[The Memoirs of General Philip H. Sheridan Vol. I. Part 2 by P. H. Sheridan]@TWC D-Link bookThe Memoirs of General Philip H. Sheridan Vol. I. Part 2 CHAPTER XV 18/21
Indeed, his crippled condition began to show itself the preceding evening, and I have always thought that, had General Thomas held on and attacked the Confederate right and rear from where I made the junction with him on the Lafayette road, the field of Chickamauga would have been relinquished to us; but it was fated to be otherwise. Rosecrans, McCook, and Crittenden passed out of the battle when they went back to Chattanooga, and their absence was discouraging to all aware of it.
Doubtless this had much to do with Thomas's final withdrawal, thus leaving the field to the enemy, though at an immense cost in killed and wounded.
The night of the 21st the army moved back from Rossville, and my division, as the rearguard of the Twentieth Corps, got within our lines at Chattanooga about 8 o'clock the morning of the 22d.
Our unmolested retirement from Rossville lent additional force to the belief that the enemy had been badly injured, and further impressed me with the conviction that we might have held on.

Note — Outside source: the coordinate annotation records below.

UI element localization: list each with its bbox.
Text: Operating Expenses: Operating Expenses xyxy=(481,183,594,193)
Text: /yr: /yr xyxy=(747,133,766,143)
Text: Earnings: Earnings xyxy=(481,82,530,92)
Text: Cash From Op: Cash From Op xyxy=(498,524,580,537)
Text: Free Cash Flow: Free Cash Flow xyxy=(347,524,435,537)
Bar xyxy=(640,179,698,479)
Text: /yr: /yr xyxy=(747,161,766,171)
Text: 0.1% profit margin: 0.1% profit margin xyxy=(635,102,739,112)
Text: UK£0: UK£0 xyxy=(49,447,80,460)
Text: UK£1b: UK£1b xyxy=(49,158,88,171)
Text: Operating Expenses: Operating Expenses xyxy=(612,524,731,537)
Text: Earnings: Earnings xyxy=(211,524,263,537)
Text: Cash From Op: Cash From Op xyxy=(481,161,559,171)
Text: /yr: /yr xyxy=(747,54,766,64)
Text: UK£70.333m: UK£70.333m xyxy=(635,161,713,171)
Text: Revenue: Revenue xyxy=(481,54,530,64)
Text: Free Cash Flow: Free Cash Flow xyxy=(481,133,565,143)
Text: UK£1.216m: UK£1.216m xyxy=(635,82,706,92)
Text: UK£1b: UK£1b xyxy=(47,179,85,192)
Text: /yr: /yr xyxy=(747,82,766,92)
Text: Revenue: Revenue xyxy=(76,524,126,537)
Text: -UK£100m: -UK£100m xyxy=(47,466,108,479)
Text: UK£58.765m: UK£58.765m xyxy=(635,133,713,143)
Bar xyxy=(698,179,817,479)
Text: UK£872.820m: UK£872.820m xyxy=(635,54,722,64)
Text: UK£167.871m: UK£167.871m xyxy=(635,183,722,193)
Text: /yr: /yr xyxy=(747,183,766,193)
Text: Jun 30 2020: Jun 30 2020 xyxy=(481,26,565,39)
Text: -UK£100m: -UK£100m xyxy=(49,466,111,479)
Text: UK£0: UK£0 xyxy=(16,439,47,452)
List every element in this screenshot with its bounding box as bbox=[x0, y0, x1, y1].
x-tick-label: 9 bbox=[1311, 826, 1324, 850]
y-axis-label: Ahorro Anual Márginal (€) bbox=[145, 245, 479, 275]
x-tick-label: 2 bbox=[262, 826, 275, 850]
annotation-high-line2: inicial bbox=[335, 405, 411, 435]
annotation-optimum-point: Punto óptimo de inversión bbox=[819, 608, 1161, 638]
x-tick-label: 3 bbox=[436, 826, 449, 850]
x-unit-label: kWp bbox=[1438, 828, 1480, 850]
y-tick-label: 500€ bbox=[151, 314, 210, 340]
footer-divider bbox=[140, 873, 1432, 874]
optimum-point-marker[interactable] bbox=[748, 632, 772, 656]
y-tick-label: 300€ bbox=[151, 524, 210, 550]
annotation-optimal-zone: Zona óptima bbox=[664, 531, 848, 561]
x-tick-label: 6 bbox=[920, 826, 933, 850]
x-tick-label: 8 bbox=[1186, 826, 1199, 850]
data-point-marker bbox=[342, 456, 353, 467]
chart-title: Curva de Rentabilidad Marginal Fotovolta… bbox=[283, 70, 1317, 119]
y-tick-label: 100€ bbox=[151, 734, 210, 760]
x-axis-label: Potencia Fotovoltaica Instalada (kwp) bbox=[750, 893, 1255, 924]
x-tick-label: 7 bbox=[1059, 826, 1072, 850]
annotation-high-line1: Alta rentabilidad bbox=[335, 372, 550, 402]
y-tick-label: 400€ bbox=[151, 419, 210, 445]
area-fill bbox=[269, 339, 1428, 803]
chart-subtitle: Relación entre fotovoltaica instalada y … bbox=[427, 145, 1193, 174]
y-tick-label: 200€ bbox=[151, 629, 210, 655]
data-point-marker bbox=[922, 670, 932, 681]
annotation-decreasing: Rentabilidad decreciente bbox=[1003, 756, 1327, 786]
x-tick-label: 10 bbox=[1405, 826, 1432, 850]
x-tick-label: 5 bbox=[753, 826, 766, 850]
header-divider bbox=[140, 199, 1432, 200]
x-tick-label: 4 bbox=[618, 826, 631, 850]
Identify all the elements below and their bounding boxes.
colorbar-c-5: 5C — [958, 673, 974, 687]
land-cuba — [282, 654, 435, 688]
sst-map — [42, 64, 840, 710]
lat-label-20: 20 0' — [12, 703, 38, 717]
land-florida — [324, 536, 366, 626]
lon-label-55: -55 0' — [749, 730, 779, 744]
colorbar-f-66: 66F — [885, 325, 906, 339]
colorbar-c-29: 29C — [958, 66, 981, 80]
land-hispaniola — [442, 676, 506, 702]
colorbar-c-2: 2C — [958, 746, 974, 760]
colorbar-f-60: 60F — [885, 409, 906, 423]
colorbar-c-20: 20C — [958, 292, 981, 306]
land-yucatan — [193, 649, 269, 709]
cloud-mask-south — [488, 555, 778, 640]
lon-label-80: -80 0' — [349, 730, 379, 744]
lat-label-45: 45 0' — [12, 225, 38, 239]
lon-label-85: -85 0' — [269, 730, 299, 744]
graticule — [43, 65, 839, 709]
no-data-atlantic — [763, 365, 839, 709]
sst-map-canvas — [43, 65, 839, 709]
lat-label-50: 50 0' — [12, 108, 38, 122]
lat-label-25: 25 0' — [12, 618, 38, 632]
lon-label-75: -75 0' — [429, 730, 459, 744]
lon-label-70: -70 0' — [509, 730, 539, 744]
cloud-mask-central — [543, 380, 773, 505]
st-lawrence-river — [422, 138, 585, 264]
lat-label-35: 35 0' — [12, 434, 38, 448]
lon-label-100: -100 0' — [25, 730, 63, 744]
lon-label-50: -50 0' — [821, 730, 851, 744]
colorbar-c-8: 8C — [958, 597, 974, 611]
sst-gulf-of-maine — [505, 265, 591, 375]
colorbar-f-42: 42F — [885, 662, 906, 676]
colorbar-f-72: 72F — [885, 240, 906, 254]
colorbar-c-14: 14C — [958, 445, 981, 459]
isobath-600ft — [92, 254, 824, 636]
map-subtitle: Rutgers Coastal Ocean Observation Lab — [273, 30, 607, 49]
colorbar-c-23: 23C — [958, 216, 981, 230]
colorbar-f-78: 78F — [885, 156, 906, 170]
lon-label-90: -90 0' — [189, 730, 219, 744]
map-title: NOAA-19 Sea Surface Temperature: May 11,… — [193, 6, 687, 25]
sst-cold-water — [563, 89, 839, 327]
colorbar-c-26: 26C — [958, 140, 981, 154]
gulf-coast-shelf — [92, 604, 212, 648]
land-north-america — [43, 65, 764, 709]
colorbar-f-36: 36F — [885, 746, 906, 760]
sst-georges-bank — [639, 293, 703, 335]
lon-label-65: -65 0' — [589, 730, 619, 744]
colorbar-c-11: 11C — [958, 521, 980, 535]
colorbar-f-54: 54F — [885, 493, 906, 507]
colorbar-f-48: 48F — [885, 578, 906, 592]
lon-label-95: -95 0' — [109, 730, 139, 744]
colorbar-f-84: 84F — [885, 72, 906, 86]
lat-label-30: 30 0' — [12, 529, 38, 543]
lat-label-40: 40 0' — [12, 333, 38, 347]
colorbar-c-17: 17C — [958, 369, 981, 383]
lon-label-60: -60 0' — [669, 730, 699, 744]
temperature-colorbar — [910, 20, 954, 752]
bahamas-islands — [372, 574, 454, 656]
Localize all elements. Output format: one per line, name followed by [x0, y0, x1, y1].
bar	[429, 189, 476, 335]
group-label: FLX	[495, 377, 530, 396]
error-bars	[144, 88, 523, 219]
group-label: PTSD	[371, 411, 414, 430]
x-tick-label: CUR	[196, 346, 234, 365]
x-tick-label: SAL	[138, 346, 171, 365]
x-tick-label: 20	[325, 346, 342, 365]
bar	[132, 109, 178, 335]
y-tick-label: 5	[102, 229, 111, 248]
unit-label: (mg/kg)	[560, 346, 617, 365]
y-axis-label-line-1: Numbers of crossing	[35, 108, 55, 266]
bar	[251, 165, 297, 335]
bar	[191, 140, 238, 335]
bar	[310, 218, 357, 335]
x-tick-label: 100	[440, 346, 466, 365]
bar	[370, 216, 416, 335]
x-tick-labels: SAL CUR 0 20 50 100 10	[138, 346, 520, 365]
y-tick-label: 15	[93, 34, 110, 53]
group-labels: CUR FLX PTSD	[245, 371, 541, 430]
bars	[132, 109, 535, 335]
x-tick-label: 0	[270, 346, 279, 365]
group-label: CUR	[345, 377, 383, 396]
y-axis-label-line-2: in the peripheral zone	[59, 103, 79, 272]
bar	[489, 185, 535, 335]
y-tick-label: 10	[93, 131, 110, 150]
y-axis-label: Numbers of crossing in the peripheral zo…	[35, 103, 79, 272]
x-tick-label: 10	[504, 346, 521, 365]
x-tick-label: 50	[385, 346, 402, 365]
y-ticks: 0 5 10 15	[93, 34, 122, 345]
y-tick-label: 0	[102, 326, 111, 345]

Indeed, the battle of Chickamauga was somewhat like that of Stone River, victory resting with the side that had the grit to defer longest its relinquishment of the field. The manoeuvres by which Rosecrans had carried his army over the Cumberland Mountains, crossed the Tennessee River, and possessed himself of Chattanooga, merit the highest commendation up to the abandonment of this town by Bragg on the 8th of September; but I have always fancied that that evacuation made Rosecrans over-confident, and led him to think that he could force Bragg south as far as Rome. After the Union army passed the river and Chattanooga fell into our hands; we still kept pressing the enemy's communications, and the configuration of the country necessitated more or less isolation of the different corps.